Fit Quality Indicators
radius_fit_failure
Whether a given cluster is identified as having a failed radius fit. We define this as as a scale radius a < 0.1 pixels, a > 15 pixels, or an axis ratio q < 0.3. We also exclude any clusters where the fitted center is more than 2 pixels away from the central pixel identified by LEGUS.
fit_quality_metric
Our metric to evaluate the fit quality, defined in Equation 16. It uses the cumulative light profile to estimate the half-light radius of the cluster non-parametrically, then compares the enclosed light of the model and data within this radius. This value is the fractional uncertainty of the enclosed light of the model.
reliable_radius
Whether or not this cluster radius is deemed to be reliable. To be reliable, a cluster must not have a failed fit (see above), and must not be in the worst 10th percentile of fit_quality_metric
among clusters with successful fits. See Section 2.6 for more on this. Our analysis in the paper only uses clusters deemed to be reliable.
reliable_mass
Whether or not we consider this cluster to have a reliable measurement of the mass. This relies on a consideration of the Q statistic (see Section 3.3 for more on this). For any analysis using masses or ages, we only consider clusters with reliable masses.
Effective Radius
Here we include the effective radius Reff (the projected half light radius) and its uncertainties. See Section 2.5 for more on how this is calculated. The uncertainties are marginalized over all other fit parameters. We calculate the effective radius of each bootstrap iteration, then use the percentiles to determine the upper and lower uncertainties. The lower uncertainty is the best fit Reff minus the 16th percentile Reff, while the upper uncertainty is the 84th percentile Reff minus the best fit Reff. The uncertainties for Reff in pixels and arcseconds only include the uncertainty in radius, while the uncertainties for Reff in parsecs also include the uncertainty in galaxy distance.
r_eff_pixels
, r_eff_pixels_e-
, r_eff_pixels_e+
The cluster effective radius in units of pixels.
r_eff_arcsec
, r_eff_arcsec_e-
, r_eff_arcsec_e+
The cluster effective radius in units of arcseconds.
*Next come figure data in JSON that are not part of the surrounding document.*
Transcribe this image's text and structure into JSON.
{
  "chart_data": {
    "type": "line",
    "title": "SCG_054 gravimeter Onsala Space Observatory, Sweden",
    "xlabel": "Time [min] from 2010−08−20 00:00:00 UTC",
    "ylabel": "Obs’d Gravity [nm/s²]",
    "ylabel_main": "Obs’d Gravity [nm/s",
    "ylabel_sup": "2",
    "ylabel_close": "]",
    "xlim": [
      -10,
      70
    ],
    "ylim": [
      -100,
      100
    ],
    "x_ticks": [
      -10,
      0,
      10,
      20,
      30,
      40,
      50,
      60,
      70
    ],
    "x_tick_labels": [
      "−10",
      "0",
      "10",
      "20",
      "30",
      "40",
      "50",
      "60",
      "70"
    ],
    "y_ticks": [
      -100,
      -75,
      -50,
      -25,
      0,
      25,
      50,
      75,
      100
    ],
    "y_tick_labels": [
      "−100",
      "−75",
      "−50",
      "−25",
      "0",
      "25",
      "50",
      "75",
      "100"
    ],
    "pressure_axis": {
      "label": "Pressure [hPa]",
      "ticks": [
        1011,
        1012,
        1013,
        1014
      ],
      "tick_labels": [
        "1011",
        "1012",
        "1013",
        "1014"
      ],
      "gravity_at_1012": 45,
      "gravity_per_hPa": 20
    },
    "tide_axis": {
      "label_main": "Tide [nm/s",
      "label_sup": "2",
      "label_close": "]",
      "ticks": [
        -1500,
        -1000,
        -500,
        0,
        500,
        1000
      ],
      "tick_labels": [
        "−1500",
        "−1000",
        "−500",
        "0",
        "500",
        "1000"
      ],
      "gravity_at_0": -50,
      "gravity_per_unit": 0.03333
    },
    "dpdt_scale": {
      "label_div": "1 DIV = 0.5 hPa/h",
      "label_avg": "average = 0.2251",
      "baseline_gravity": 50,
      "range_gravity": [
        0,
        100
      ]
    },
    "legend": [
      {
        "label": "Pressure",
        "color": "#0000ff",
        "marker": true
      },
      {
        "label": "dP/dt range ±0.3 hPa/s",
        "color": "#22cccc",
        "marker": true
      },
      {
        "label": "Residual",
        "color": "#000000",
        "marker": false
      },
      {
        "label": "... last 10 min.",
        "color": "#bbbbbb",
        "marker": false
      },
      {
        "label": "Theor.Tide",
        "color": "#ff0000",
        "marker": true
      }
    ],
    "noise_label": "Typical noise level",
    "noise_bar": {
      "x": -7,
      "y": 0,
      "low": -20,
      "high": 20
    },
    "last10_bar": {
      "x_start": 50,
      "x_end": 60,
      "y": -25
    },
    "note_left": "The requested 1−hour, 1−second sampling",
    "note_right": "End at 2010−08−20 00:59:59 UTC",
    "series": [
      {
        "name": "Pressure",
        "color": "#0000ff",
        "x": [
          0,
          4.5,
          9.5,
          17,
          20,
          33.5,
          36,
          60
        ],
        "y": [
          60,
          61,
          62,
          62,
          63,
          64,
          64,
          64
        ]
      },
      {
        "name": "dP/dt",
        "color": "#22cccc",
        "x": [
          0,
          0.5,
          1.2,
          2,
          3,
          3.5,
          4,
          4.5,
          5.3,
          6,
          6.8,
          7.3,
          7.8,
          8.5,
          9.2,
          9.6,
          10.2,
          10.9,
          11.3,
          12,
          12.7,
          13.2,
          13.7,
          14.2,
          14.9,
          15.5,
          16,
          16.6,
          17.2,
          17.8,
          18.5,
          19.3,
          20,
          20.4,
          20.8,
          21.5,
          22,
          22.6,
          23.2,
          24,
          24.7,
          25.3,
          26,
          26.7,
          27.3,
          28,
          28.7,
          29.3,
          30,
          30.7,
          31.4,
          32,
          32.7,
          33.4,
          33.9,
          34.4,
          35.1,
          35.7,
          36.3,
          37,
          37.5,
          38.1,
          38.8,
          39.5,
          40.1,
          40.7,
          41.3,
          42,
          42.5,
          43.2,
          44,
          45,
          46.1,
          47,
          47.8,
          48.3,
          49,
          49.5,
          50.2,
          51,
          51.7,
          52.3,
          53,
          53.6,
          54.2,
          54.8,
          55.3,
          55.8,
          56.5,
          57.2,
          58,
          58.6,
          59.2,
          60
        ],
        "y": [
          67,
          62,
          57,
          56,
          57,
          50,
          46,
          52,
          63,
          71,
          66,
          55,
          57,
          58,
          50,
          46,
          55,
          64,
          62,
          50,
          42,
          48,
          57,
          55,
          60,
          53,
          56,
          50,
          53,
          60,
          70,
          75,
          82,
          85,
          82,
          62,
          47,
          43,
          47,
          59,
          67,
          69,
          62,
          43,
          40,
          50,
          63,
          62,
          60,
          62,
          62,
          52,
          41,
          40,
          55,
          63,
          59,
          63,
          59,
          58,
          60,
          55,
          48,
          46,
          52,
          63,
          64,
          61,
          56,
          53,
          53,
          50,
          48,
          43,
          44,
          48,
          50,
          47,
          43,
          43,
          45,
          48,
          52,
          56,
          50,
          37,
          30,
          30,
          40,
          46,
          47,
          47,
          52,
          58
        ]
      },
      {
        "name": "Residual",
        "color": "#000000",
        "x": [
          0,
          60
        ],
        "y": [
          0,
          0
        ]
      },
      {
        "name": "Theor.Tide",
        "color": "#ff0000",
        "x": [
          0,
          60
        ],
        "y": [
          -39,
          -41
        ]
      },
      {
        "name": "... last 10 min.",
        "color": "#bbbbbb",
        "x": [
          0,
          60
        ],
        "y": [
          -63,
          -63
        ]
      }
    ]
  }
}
We provide this to make it easier for future users (i.e. you) to modify the galaxy distance estimates assumed in our paper if so desired.
r_eff_pc
, r_eff_pc_e-
, r_eff_pc_e+
The cluster effective radius in units of parsecs. The galaxy distances in this table were used to convert from arcseconds to parsecs. The uncertainty here includes the uncertainty in galaxy distance.
Derived Properties
We also calculate some quantities that use both the mass and radius. For the uncertainties on these quantities, we symmetrize both the mass and radius uncertainties, then propagate them analytically. These uncertainties include the uncertainty in galaxy distance. Note that the uncertainties are on the log space quantity, so the range given here should be interpreted as log10(quantity
) ± quantity_log_err
.
crossing_time_yr
, crossing_time_log_err
The cluster crossing time, as defined by Gieles & Portegies Zwart 2011 (our equation 21).
density
, density_log_err
The cluster average mass density within the half light radius ρh as defined by Equation 22, in units of M⊙pc-3.
surface_density
, surface_density_log_err
The cluster average surface mass density within the half light radius Σh as defined by Equation 22, in units of M⊙pc-2.